Postato da: Mo2 a 18:43 | link | commenti (18) |
vita quotidiana, memorie, cose belle

sabato, 05 settembre 2009
Diario di bordo

Tremiti

Eravamo curiosi. Possibile avere un "piccolo paradiso" a poche ore di macchina sull'Adriatico? Sì, possibile perchè la macchina la si lascia sulla terra ferma. Poi nell'isola principale è come essere in un grosso villaggio vacanze. Si va a piedi  da un punto all'altro quasi conoscendosi tutti, perchè la disponibilità di alloggio è quella che è. Poi molto verde, molto silenzio, a parte qualche disco notturna, molto soft e aperta a giovani e meno giovani. Ci stupisce il colore dell'acqua, l'abbondanza di pesci. Ci stupisce la splendida isola di S. Nicola con i suoi gabbiani che ti camminano intorno come polli, la sua abbazia-fortezza fantastica in fase di restauro, un vero gioiello. Sarà che siamo alla fine di un luglio laboriosissimo e all'inizio delle ferie, ma ci verrebbe voglia di rimanere lì. Sicuramente ci torneremo. E poi siamo tutti e cinque. Mica poco.

Scogli di Capraia da te.

Gargano

Agriturismo per il posto dove ci fermiamo è un termine molto riduttivo. Siamo a metà tra il villaggio e il centro relax. Superpiscina, villette sparse nel verde, un caseggiato centrale in mezzo agli ulivi a pochi chilometri da Peschici. Anche qui si sta da re. E poi il meglio lo dà la tavola, veramente regale con bouffet di delizie del posto come antipasto e  piatti veramente ricercati. I padroni di casa simpaticissimi e giovani. A due passi, di fronte, la splendida e bianca Peschici con le sue spiagge perfette e un mare di lusso. La sera ci tuffiamo nel paesino animato dai turisti. Scopriamo un castello che domina il porto e un'antichissima Chiesa. Il Gargano è bello e fruibile in questa zona, un po' meno oltre Vieste, ma la vista spesso è mozzafiato su insenature verdi e irraggiungibili. Ci arrampichiamo sul paesino di Monte S.Angelo e la nostra pazienza viene gratificata. (vedi la foto qui sotto) L'ora è impossibile, il caldo anche, ma il paese è tutto da vedere.

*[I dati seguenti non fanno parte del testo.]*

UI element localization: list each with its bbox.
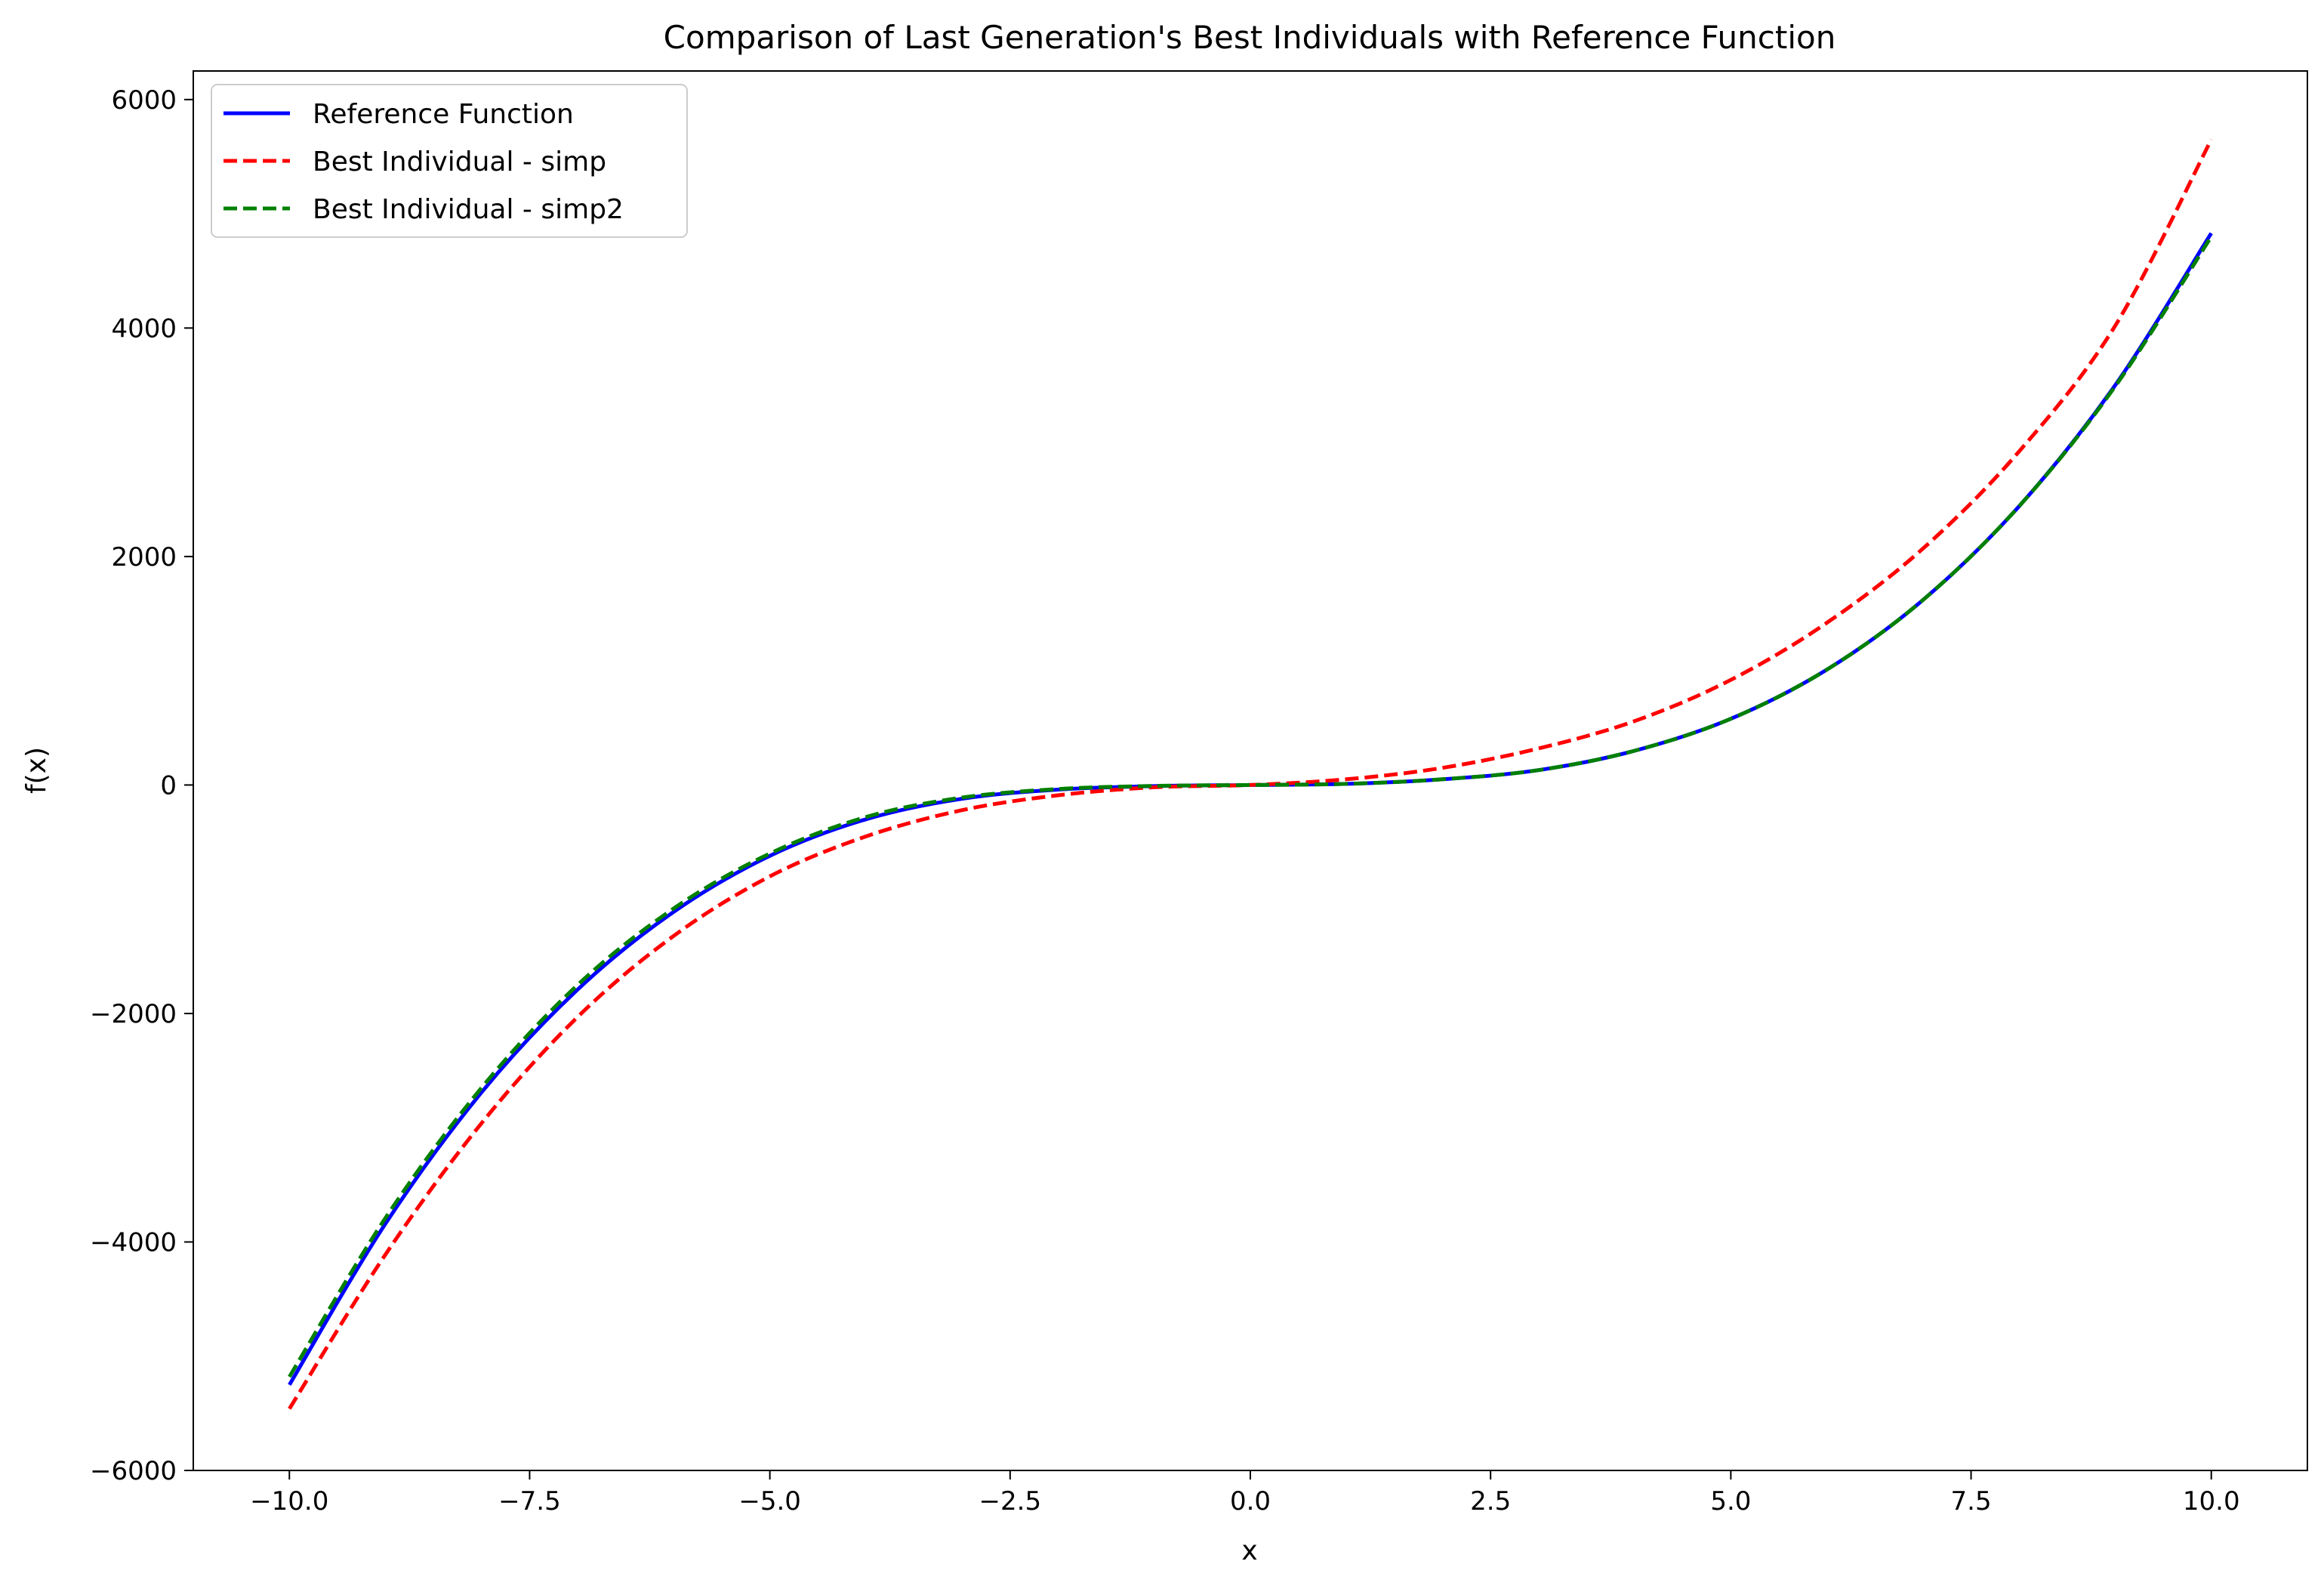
legend-label-3: Best Individual - simp2: [313, 194, 624, 225]
y-axis: −6000 −4000 −2000 0 2000 4000 6000: [90, 85, 193, 1486]
plot-lines: [288, 138, 2213, 1410]
legend-box: [211, 84, 688, 238]
plot-frame: [193, 70, 2308, 1471]
y-axis-title: f(x): [21, 747, 52, 794]
x-axis: −10.0 −7.5 −5.0 −2.5 0.0 2.5 5.0 7.5 10.0: [250, 1470, 2240, 1517]
x-tick-label: 0.0: [1230, 1486, 1271, 1517]
x-tick-label: 10.0: [2183, 1486, 2240, 1517]
x-tick-label: −5.0: [738, 1486, 801, 1517]
x-tick-label: 7.5: [1951, 1486, 1992, 1517]
x-axis-title: x: [1241, 1535, 1257, 1566]
x-tick-label: 2.5: [1470, 1486, 1511, 1517]
series-line-1: [288, 232, 2213, 1386]
y-tick-label: −4000: [90, 1227, 177, 1257]
x-tick-label: −10.0: [250, 1486, 328, 1517]
y-tick-label: 2000: [111, 542, 177, 572]
legend: Reference Function Best Individual - simp…: [211, 84, 688, 238]
chart-title: Comparison of Last Generation's Best Ind…: [664, 19, 1836, 56]
y-tick-label: −2000: [90, 999, 177, 1029]
series-line-2: [288, 138, 2213, 1410]
y-tick-label: 4000: [111, 313, 177, 344]
x-tick-label: 5.0: [1710, 1486, 1751, 1517]
y-tick-label: 0: [160, 770, 177, 801]
legend-label-2: Best Individual - simp: [313, 147, 606, 177]
legend-label-1: Reference Function: [313, 99, 574, 130]
x-tick-label: −2.5: [979, 1486, 1042, 1517]
y-tick-label: 6000: [111, 85, 177, 116]
series-line-3: [288, 235, 2213, 1378]
y-tick-label: −6000: [90, 1456, 177, 1486]
x-tick-label: −7.5: [498, 1486, 561, 1517]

E poi c'è il mitico santuario di S. Michele Arcangelo, un posto noto a tutti i pellegrini del Medioevo in Terrasanta. Costruito nella roccia, ti colpisce per l'atmosfera veramente magica di santità e raccoglimento che si respira. Qui tutto è storia, anche la lapide che ricorda il passaggio di S. Francesco d'Assisi. E che dolci!

Monte S.Angelo da te.

Poi, dopo un passaggio per S. Giovanni Rotondo a vedere il nuovo santuario di Padre Pio progettato da Renzo Piano, approdiamo a Lecce dove i nostri cari amici non ci fanno mancare la loro magnifica ospitalità, avvolgendoci di gentilezze e di calore. Qui finalmente il nostro piccolo trova la compagnia adeguata della sua amichetta ed è entusiasta...E il mare di Porto Cesareo (vedi foto sotto) è quasi caraibico...Ma la figlia maggiore ci abbandona: sono arrivati il suo ragazzo e altri amici milanesi. Si fermerà in Salento con loro.

Porto Cesareo da te.

Sulla strada per la Sicilia, l'altro figlio mi chiede di guidare. Gli affido la macchina e mi riposo. Lui gode ed è veramente bravo e prudente. (Continua) 

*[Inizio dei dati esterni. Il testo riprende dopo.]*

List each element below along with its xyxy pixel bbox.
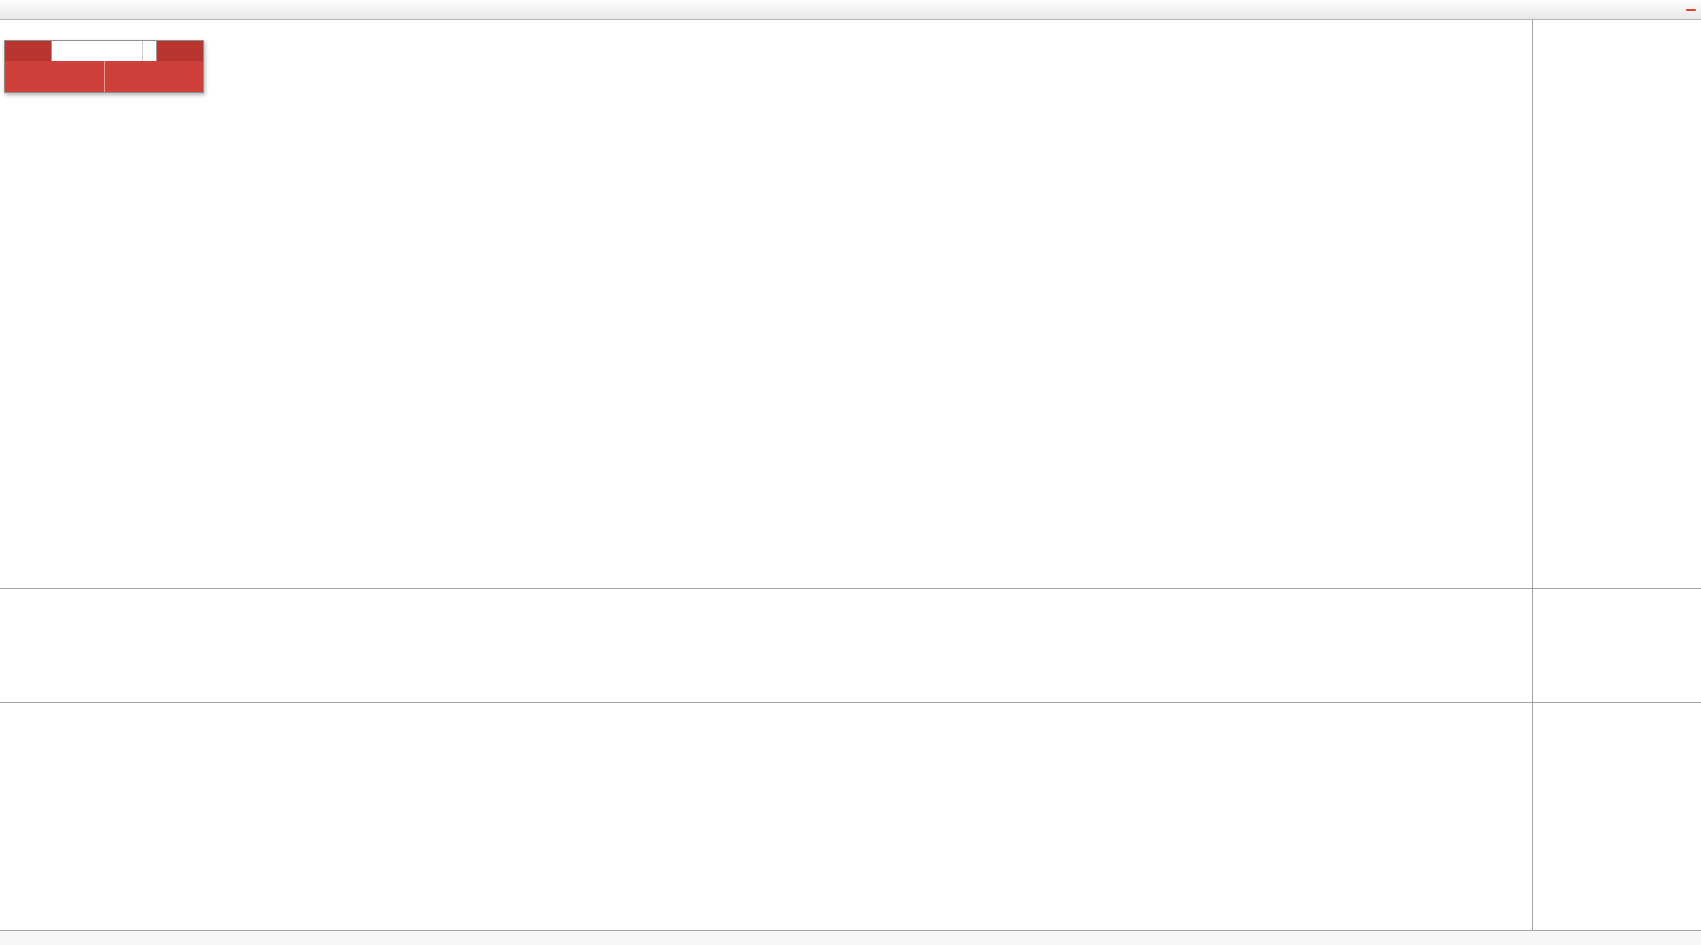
buy-price[interactable] <box>105 61 204 92</box>
sell-button[interactable] <box>5 41 51 61</box>
symbol-header <box>8 23 16 35</box>
macd-panel-divider[interactable] <box>0 588 1701 589</box>
volume-stepper <box>142 41 156 61</box>
rsi-header <box>5 703 11 715</box>
one-click-trading-panel <box>4 40 204 93</box>
time-axis-divider <box>0 930 1701 931</box>
toolbar-right <box>1678 8 1701 11</box>
rsi-panel-divider[interactable] <box>0 702 1701 703</box>
buy-button[interactable] <box>157 41 203 61</box>
price-scale-divider <box>1532 19 1533 930</box>
time-axis[interactable] <box>0 930 1701 945</box>
toolbar <box>0 0 1701 20</box>
notification-badge[interactable] <box>1686 8 1696 11</box>
macd-header <box>6 590 18 602</box>
volume-input[interactable] <box>52 41 142 61</box>
volume-field <box>51 41 157 61</box>
sell-price[interactable] <box>5 61 105 92</box>
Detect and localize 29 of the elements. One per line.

Postato da: Mo2 a 14:57 | link | commenti (7) |
viaggi, memorie, cose belle

sabato, 18 luglio 2009
Nostalgie lunari

Luna sul mare da te.

Quella domenica notte di quaranta anni fa doveva essere più o meno questa la vista che mi si parava davanti. Forse qualche luce di meno. La nostra villettina al mare in Sicilia era appena costruita e intorno c'erano poche case, molto meno di oggi. Era una domenica notte e noi ragazzi uscivamo ogni tanto in veranda a guardarla quella Luna, increduli che ci fosse sopra qualcuno.

Eravamo abituati alle missioni spaziali, ma pensare che qualcuno si posasse sulla Luna come sul terrazzo di casa e scendesse da una scaletta per prenderne possesso era incredibile.

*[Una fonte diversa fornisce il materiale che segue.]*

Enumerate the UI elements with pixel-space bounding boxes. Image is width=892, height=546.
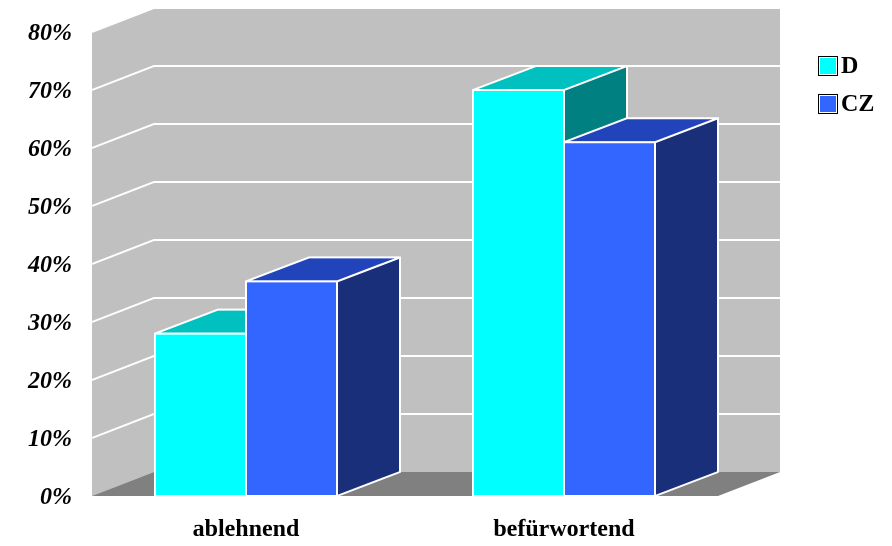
gridline <box>91 7 780 33</box>
y-tick-label: 50% <box>28 194 72 220</box>
legend: D CZ <box>818 51 875 127</box>
legend-label-cz: CZ <box>841 90 875 117</box>
legend-swatch-d <box>818 56 838 76</box>
y-tick-label: 10% <box>28 426 72 452</box>
bar-side <box>654 117 719 497</box>
y-tick-label: 70% <box>28 78 72 104</box>
bar <box>154 332 247 497</box>
y-tick-label: 80% <box>28 20 72 46</box>
legend-item-cz: CZ <box>818 89 875 119</box>
bar <box>563 141 656 497</box>
legend-item-d: D <box>818 51 874 81</box>
bar <box>245 280 338 497</box>
y-tick-label: 30% <box>27 310 72 336</box>
legend-label-d: D <box>841 52 859 79</box>
bar <box>472 89 565 497</box>
y-tick-label: 20% <box>27 368 72 394</box>
y-tick-label: 60% <box>28 136 72 162</box>
bar-side <box>336 256 401 497</box>
y-tick-label: 40% <box>27 252 72 278</box>
x-tick-label: befürwortend <box>493 516 635 542</box>
legend-swatch-cz <box>818 94 838 114</box>
x-tick-label: ablehnend <box>193 516 300 542</box>
y-tick-label: 0% <box>40 484 72 510</box>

Dentro casa i lampi bianchi e neri della TV di casa trasferita al mare per l'occasione e Tito Stagno con la sua aria seria ma fiduciosa nel futuro faceva la cronaca di quanto succedeva. Un sospiro di sollievo dopo il blackout per passare nel tratto di orbita non coperto dai radar, poi l'allunaggio del LEM. Ricordo che il mio pensiero recondito era che l'arrivo della navicella sulla Luna potesse attirare l'attenzione di qualche creatura extraterrestre e che questa si potesse presentare agli occhi degli astronauti. Fantasticherie di un dodicenne appassionato  di romanzi di J. Verne.

In realtà eravamo ragazzi già pratici di navicelle spaziali e convinti allora che presto sulla Luna ci sarebbero andati in tanti forse anche noi, e presto saremmo andati anche su Marte. Insomma il futuro lo vedevamo tutto proiettato nello Spazio...E invece presto tutto finì lì e noi, crescendo, imparammo che c'era la crisi e cose ben più importanti della Luna. Ma allora era questo il sentimento generale, grande ottimismo e fiducia nel futuro.

E oggi io dico: E' stato bello viverla quell'epoca e vivere quell'avventura collettiva che accomunava tutti noi terrestri per la prima volta tutti insieme davanti alla tv.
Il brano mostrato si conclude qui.